Previsão: Se o IPCA-15 de abril vier abaixo de 0,50% e as expectativas Focus de 12 meses recuarem para 3,8%, o Copom abre espaço para sinalizar corte de 25 pontos-base na reunião de junho de 2026; caso o índice repita leitura acima de 0,70%, a Selic permanece inalterada até setembro.

Ação: Reavaliar alocação em fundos de crédito privado cujas carteiras concentrem PMEs com alavancagem acima de 3x dívida líquida/EBITDA. Revisar duration de renda fixa: NTN-B 2035 paga IPCA + 6,9% no secundário, nível que precifica manutenção prolongada do ciclo restritivo e oferece carrego defensável mesmo com corte marginal à frente.

Contexto

O CDI a 14,65% entrega ao rentista brasileiro um juro real próximo de 10% ao ano. A última vez que essa combinação se sustentou por mais de dois trimestres foi entre outubro de 2015 e março de 2016, quando o Copom manteve a Selic em 14,25% durante sete reuniões consecutivas. O paralelo não é casual: naquele ciclo, a concentração de recursos em renda fixa provocou saída líquida de R$ 28 bilhões da indústria de fundos de ações em 12 meses (Anbima, Boletim de Fundos, 2016).
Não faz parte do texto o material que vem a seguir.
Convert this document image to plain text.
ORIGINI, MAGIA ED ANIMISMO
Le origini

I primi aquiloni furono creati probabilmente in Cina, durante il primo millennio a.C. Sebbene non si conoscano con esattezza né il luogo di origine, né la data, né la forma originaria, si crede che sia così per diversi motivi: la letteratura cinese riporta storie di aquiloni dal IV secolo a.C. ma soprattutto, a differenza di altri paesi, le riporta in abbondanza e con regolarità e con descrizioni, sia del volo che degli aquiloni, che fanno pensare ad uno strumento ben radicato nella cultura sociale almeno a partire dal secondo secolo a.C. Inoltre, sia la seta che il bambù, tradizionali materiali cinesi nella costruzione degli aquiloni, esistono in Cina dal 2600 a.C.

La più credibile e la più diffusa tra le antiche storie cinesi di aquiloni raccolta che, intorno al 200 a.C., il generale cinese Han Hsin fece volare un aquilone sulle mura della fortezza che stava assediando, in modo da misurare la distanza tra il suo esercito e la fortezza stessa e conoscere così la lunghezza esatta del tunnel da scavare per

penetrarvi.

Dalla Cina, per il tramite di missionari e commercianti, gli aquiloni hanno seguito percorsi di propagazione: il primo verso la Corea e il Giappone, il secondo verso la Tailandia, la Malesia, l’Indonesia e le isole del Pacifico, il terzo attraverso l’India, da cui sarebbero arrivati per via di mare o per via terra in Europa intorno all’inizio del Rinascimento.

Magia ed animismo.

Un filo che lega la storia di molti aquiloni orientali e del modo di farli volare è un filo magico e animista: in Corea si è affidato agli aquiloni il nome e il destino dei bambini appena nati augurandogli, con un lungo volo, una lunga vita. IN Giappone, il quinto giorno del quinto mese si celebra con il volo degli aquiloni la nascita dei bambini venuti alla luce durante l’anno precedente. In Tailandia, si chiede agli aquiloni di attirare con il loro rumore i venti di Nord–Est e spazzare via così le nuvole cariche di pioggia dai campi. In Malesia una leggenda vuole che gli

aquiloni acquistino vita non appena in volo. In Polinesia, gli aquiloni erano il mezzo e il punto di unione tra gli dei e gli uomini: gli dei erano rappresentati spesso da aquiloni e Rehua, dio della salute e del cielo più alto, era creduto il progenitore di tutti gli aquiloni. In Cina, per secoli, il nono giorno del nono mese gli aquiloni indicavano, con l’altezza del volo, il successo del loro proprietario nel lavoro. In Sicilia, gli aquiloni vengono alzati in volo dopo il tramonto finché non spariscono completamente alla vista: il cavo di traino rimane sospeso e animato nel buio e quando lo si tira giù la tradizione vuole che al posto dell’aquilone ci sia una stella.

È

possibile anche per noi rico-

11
O padrão se repete agora com intensidade comparável.

O IPCA de março registrou 1,92% no mês — leitura que, anualizada, projeta inflação acima de 8%. O acumulado de 12 meses em 4,14% situa-se abaixo do teto de tolerância de 4,5% (meta de 3%, banda de ±1,5 p.p. conforme Resolução CMN 5.127/2024), mas o diferencial entre a leitura mensal e o acumulado expõe volatilidade de curto prazo que impede o Banco Central de declarar vitória. A tese: o custo de manter juros neste patamar já migrou da política monetária para a estrutura de balanço das instituições financeiras e para o perfil de risco do investidor pessoa física.

A mecânica de transmissão que o mercado subestima

O canal mais visível — Selic alta → CDI alto → retorno gordo em renda fixa → migração de fluxo — é trivial. O canal que importa é o segundo: Selic alta → custo de crédito elevado → deterioração da capacidade de pagamento de tomadores corporativos → aumento de provisões para devedores duvidosos (PDD) → compressão do lucro bancário → redução do apetite por concessão → contração do crédito ao setor real.
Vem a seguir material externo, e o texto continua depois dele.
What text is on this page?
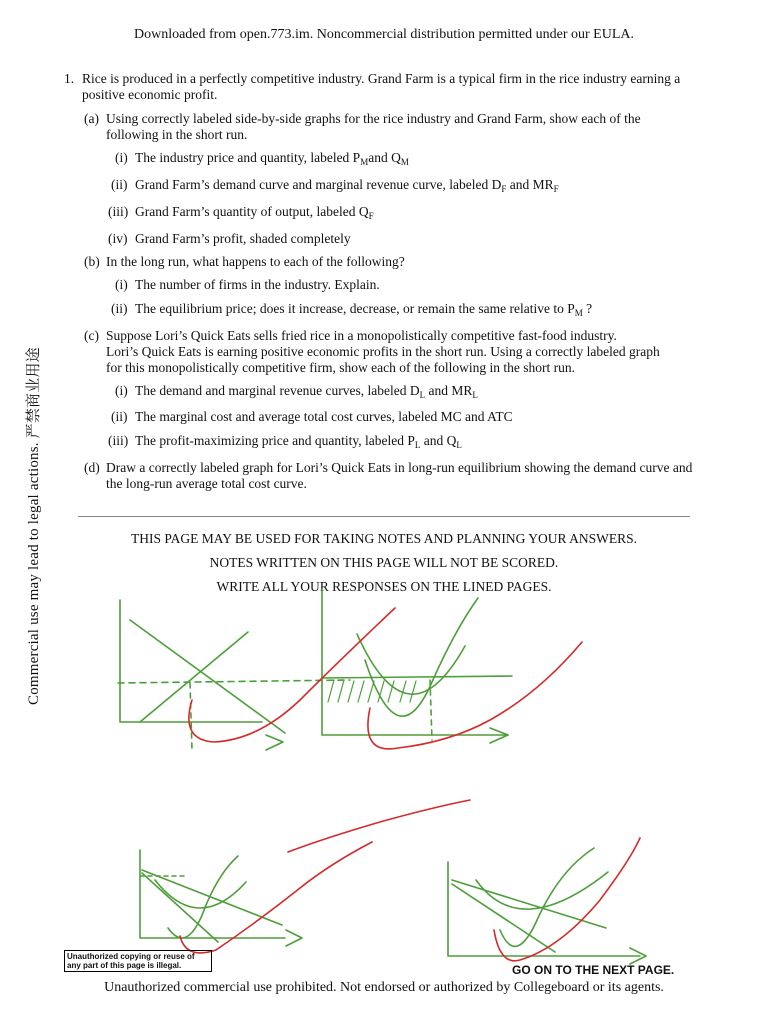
Downloaded from open.773.im. Noncommercial distribution permitted under our EULA.
Commercial use may lead to legal actions. 严禁商业用途
1. Rice is produced in a perfectly competitive industry. Grand Farm is a typical firm in the rice industry earning a
positive economic profit.
(a) Using correctly labeled side-by-side graphs for the rice industry and Grand Farm, show each of the
following in the short run.
(i) The industry price and quantity, labeled $P_Mand$ $Q_M$
(ii) Grand Farm’s demand curve and marginal revenue curve, labeled $D_F$ and $MR_F$
(iii) Grand Farm’s quantity of output, labeled $Q_F$
(iv) Grand Farm’s profit, shaded completely
(b) In the long run, what happens to each of the following?
(i) The number of firms in the industry. Explain.
(ii) The equilibrium price; does it increase, decrease, or remain the same relative to $P_M$ ?
(c) Suppose Lori’s Quick Eats sells fried rice in a monopolistically competitive fast-food industry.
Lori’s Quick Eats is earning positive economic profits in the short run. Using a correctly labeled graph
for this monopolistically competitive firm, show each of the following in the short run.
(i) The demand and marginal revenue curves, labeled $D_L$ and $MR_L$
(ii) The marginal cost and average total cost curves, labeled MC and ATC
(iii) The profit-maximizing price and quantity, labeled $P_L$ and $Q_L$
(d) Draw a correctly labeled graph for Lori’s Quick Eats in long-run equilibrium showing the demand curve and
the long-run average total cost curve.
THIS PAGE MAY BE USED FOR TAKING NOTES AND PLANNING YOUR ANSWERS.
NOTES WRITTEN ON THIS PAGE WILL NOT BE SCORED.
WRITE ALL YOUR RESPONSES ON THE LINED PAGES.
P
S
Pm
D
Qm Q
Market
P	MC
ATC
DF=MRF
QF Q
b: enter, because they are earning positive economic proft,
P
C:
PL
MC
ATC
DL
MRL Q
P
d:
MC ATC
D
MR	Q
Unauthorized copying or reuse of any part of this page is illegal.	GO ON TO THE NEXT PAGE.
Unauthorized commercial use prohibited. Not endorsed or authorized by Collegeboard or its agents.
No arcabouço de Basileia III, incorporado ao sistema brasileiro pela Resolução CMN 4.958/2021 e operacionalizado pelas Circulares BC 3.644 e 3.748, os bancos precisam manter índice de capital principal (CET1) mínimo de 4,5% dos ativos ponderados pelo risco, mais colchão de conservação de 2,5%, mais colchão contracíclico que o BC pode ativar. Com a Selic a 14,75%, o risco ponderado de carteiras de crédito corporativo sobe: a probabilidade de default (PD) calibrada nos modelos internos (IRB) absorve o aumento do custo de dívida, exigindo mais capital regulatório por real emprestado. Bancos que operavam com folga de 200-300 basis points sobre o mínimo veem essa folga encolher trimestre a trimestre.

A consequência prática é que o spread entre captação (CDI, 14,65%) e concessão se comprime. Um banco médio que captava a CDI + 0,15% e emprestava a CDI + 4,5% para PMEs agora enfrenta duas forças simultâneas: o tomador não absorve taxa efetiva de 19,3% sem deteriorar covenants, e o regulador exige provisão maior para refletir essa deterioração. O spread nominal pode até se manter, mas o spread ajustado ao risco cai.

O que mudou

Três dados alteram o cálculo de quem aloca capital em abril de 2026.

Primeiro: o dólar operando em torno de R$ 5,00 com o petróleo WTI em alta de 8,15% no mês cria um canal de pressão inflacionária importada que o Copom não controla via Selic. O repasse cambial para o IPCA, estimado pelo BC em 5-8% em 12 meses (Relatório de Inflação, dezembro 2025), significa que cada 10% de depreciação adicional do real adicionaria 0,5 a 0,8 p.p. ao IPCA acumulado. Com o acumulado já em 4,14%, a margem para acomodar choque externo sem estourar o teto é de 36 basis points. Margem estreita.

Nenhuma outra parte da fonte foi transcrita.